The Brain & Body Under Social Stress

Social hierarchies, medication, andn resilience can affect how mice —and humans— respond to social stress. In this podcast, animal researcher Scott Russo and psychiatrist John Depierro discuss these issues and more.


[00:00:00] Stephen Calabria: From the Mount Sinai Health System in New York City, this is Road to Resilience, a podcast about facing adversity. I'm Stephen Calabria. Today we have a special edition of Road to Resilience to celebrate publication of the third edition of the book that inspired this show's creation.

[00:00:18] The book is called Resilience, The Science of Mastering Life's Greatest Challenges, which can be found on Amazon and wherever books are sold.

[00:00:25] The newest edition was composed in part by John Depierro, Ph. D., an associate professor of psychiatry at the Icahn School of Medicine at Mount Sinai. Dr. Depierro is also the associate director of the Center for Stress, Resilience, and Personal Growth, which provides comprehensive programming to support the resilience and mental health of Mount Sinai faculty, staff, and trainees.

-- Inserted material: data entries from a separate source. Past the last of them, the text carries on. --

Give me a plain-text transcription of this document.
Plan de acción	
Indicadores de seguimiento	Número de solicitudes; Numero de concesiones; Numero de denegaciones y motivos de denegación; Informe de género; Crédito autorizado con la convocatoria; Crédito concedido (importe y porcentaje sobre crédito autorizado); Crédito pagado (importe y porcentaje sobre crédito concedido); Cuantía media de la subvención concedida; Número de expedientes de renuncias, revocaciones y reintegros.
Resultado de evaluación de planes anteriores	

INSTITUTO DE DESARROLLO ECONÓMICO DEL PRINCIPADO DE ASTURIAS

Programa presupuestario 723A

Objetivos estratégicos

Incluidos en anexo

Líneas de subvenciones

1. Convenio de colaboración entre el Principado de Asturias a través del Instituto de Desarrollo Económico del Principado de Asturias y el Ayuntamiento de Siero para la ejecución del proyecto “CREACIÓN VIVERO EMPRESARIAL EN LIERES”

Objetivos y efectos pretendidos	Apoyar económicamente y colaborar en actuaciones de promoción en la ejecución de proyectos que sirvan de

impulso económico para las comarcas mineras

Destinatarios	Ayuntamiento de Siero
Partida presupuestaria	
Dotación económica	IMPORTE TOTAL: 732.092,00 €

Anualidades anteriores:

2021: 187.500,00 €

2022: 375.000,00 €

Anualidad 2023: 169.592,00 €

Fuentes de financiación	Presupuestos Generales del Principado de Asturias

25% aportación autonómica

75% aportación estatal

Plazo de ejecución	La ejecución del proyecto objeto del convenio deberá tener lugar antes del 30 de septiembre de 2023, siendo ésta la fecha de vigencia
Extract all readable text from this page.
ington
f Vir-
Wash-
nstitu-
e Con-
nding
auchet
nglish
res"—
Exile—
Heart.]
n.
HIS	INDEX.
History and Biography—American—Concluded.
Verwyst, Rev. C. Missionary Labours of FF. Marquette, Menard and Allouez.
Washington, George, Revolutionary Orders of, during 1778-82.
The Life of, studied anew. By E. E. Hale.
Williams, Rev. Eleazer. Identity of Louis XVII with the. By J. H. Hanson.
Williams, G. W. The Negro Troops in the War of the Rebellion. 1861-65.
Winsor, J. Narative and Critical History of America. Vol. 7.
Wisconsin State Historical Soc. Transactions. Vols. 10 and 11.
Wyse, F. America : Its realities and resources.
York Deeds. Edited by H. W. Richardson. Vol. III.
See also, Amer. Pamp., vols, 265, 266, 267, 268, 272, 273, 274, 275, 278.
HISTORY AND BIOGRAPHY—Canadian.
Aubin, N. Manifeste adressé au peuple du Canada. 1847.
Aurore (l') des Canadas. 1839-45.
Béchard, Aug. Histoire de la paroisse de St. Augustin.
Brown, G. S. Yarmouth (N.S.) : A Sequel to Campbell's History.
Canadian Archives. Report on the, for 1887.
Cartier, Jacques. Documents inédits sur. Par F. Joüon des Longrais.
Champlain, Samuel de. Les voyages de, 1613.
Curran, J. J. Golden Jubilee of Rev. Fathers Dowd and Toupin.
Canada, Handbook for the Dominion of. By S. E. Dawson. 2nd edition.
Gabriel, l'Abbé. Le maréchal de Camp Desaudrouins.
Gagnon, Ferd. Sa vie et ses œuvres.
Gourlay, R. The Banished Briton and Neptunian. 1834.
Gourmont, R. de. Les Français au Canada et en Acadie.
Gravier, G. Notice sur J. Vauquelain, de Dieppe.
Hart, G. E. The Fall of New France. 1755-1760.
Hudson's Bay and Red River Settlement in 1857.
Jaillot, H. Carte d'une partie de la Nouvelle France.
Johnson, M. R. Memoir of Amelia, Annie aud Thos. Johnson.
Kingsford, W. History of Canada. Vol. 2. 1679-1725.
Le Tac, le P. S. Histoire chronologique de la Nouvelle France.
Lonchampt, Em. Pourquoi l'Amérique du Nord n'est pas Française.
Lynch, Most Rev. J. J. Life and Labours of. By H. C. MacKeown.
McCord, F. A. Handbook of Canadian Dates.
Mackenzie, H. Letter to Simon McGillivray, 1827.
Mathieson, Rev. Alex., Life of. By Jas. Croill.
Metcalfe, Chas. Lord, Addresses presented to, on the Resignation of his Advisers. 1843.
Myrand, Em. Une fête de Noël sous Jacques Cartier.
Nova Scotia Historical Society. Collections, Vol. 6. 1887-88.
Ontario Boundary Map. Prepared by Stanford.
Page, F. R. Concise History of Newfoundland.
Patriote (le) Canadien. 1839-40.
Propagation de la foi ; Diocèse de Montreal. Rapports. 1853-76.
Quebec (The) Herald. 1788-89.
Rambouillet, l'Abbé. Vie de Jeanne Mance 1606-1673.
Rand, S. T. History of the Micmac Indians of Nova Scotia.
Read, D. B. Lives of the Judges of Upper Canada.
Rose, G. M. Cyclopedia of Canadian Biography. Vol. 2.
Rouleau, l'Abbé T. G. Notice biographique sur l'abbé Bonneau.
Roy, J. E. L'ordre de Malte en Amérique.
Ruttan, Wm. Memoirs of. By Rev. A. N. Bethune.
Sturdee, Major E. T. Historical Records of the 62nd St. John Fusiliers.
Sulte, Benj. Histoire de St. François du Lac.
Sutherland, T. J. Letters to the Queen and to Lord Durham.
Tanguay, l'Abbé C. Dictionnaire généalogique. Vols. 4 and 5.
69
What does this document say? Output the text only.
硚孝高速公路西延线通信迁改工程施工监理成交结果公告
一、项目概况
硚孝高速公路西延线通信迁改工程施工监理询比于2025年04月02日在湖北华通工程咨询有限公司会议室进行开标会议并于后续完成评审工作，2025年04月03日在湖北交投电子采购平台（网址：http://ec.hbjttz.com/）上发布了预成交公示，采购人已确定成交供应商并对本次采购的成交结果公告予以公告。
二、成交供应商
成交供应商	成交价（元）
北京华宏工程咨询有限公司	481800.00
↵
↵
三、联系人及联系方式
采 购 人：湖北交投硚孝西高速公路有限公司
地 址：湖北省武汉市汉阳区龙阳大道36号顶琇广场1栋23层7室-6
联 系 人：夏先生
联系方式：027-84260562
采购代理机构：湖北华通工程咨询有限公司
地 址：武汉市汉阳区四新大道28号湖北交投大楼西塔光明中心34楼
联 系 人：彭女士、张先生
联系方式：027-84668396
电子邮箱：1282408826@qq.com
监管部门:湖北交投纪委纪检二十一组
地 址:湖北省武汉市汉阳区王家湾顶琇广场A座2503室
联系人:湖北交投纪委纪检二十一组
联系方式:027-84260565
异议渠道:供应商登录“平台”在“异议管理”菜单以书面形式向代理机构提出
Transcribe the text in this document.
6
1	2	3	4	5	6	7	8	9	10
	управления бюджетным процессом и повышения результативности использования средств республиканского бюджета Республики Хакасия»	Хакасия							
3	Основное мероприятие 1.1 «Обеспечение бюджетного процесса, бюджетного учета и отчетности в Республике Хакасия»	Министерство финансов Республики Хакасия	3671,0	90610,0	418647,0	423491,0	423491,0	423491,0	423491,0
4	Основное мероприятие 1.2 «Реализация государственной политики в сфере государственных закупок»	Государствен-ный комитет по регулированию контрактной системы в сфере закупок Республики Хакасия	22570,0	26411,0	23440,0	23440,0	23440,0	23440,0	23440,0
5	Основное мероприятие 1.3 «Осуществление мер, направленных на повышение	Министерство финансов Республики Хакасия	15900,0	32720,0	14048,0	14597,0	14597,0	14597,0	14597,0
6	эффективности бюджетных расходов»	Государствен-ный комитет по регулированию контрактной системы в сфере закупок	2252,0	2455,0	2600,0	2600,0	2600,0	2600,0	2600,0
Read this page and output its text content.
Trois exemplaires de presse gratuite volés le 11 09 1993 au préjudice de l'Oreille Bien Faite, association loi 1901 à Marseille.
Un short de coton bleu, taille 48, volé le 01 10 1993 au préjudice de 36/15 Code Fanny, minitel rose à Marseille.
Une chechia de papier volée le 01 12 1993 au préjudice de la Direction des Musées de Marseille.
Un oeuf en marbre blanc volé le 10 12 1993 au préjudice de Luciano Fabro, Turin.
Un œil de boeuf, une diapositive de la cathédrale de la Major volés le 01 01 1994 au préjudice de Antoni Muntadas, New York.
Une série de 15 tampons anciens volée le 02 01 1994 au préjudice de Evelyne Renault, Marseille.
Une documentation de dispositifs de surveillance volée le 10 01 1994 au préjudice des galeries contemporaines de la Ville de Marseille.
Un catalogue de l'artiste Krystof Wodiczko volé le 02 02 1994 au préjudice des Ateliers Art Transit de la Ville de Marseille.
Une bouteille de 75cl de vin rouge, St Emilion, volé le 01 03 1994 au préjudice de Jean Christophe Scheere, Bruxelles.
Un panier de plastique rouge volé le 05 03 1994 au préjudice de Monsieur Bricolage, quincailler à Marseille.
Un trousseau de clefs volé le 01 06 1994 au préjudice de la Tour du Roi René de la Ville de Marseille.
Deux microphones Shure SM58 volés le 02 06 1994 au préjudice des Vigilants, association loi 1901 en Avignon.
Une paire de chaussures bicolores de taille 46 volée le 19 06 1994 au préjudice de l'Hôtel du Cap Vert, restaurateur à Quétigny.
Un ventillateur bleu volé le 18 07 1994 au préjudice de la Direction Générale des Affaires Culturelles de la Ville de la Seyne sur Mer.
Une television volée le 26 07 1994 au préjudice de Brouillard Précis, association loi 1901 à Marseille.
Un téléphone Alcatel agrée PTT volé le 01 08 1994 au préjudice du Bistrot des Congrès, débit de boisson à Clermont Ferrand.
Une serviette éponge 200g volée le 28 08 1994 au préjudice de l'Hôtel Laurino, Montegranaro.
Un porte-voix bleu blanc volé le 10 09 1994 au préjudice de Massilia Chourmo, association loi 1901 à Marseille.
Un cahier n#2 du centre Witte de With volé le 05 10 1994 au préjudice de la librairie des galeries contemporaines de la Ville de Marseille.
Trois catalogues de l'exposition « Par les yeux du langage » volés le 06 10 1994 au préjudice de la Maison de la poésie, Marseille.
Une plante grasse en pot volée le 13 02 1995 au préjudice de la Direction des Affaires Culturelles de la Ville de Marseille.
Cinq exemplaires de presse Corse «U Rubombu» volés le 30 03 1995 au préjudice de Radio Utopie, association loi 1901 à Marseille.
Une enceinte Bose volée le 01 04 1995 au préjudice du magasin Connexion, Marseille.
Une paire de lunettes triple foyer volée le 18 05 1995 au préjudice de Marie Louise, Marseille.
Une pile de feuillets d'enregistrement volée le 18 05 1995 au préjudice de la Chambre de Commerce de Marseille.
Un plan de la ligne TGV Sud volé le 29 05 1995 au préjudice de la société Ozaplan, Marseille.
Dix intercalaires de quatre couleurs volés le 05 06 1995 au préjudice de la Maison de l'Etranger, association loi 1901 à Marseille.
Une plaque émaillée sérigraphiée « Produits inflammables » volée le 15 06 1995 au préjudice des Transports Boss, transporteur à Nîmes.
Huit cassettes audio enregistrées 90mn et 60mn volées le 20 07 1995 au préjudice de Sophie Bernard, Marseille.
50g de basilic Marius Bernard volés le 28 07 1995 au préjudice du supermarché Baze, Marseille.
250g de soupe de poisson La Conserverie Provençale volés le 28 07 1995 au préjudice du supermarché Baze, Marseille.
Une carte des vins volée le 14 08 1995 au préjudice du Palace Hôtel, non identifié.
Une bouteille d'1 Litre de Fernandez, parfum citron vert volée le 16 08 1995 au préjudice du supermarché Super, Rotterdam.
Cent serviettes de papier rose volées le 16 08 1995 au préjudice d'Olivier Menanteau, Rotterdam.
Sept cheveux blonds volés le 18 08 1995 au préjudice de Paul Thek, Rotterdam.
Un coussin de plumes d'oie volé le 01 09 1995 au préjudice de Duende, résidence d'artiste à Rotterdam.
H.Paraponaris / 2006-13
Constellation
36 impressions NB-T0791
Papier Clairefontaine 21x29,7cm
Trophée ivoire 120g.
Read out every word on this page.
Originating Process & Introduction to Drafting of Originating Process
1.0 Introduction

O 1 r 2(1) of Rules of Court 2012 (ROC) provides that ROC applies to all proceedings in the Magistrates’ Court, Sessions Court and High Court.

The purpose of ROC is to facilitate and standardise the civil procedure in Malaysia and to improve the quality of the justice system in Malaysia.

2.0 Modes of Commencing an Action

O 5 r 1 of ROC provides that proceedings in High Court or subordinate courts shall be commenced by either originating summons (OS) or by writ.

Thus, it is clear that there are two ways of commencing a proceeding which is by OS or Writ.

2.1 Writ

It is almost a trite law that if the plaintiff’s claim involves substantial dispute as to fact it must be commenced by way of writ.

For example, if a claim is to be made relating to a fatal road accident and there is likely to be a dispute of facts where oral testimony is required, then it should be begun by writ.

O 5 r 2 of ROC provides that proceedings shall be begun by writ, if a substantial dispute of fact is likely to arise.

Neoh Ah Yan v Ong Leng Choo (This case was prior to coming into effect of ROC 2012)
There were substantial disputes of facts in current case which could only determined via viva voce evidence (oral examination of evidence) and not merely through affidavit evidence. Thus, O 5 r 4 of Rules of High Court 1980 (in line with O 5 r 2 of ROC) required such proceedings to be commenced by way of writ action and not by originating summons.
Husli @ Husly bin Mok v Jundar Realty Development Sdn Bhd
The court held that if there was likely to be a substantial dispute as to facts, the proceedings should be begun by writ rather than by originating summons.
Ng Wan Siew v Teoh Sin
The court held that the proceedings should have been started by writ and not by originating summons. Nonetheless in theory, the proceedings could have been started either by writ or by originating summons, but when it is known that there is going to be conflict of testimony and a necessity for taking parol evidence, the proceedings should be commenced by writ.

[00:00:46] Today on Road to Resilience, Dr. Depierro interviews Scott Russo, PhD, a professor of neuroscience and director of the Center for Affective Neuroscience, and the Brain Body Research Center at the Icahn School of Medicine at Mount Sinai.

[00:01:01] Dr. Russo delves into how his study of mouse models offers clues into how humans may bolster and maintain their resilience. We're honored to have Doctors Depierro and Russo on the show.

[00:01:13] Jon Depierro: Hello, my name is Dr. Jonathan Depierro. I'm an associate professor here at the Icahn School of Medicine and associate director of our Center for Stress, Resilience and Personal Growth, and I'm here today in the studio with Dr. Scott Russo, my colleague from Mount Sinai. So I'm going to kick it over to Scott. Maybe you could introduce yourselves to listeners.

[00:01:32] Scott Russo: Sure, Jonathan. Thank you very much. As Jonathan mentioned, my name is Scott Russo. I'm a professor of neuroscience here at Mount Sinai, a close colleague of Jonathan's, very interested in aspects of resilience and particularly to better understand the neurobiology of resilience, which is what my research program focuses on.

[00:01:50] I also direct the Center for Affective Neuroscience, which brings together clinicians and basic scientists centered around topics such as, for example, resilience other important mental health- related issues. So I'm happy to be here. Thank you again for having me.

[00:02:04] Jon Depierro: So you have a lot going on.

[00:02:05] Scott Russo: Yeah, it's okay. And two kids, so that also helps.

[00:02:09] Jon Depierro: So your work focuses on largely mouse models of stress and trauma and resilience.

[00:02:16] Scott Russo: We use a combination. I mean, my personal feeling is, is that when studying psychiatric illnesses, particularly depression, where a lot of the clinical data relies on self-report, I think using animal models in isolation where you can't rely on that type of self report, could be very limiting.

[00:02:34] So typically, the way that we start our projects is, through wonderful collaborative ties with psychiatry here, we start by analyzing biomarkers or brain mechanisms of psychiatric illness and then we take that back to our mouse models and study stress susceptibility in that context.

[00:02:50] So we use information that we gain from human cases of psychiatric illness and we then translate that back to relevant animal models.

[00:02:58] For things like depression and anxiety, for example, we use chronic stress and apply that to our animals as a way to kind of elicit symptoms and syndromes that we think are relevant to human illness.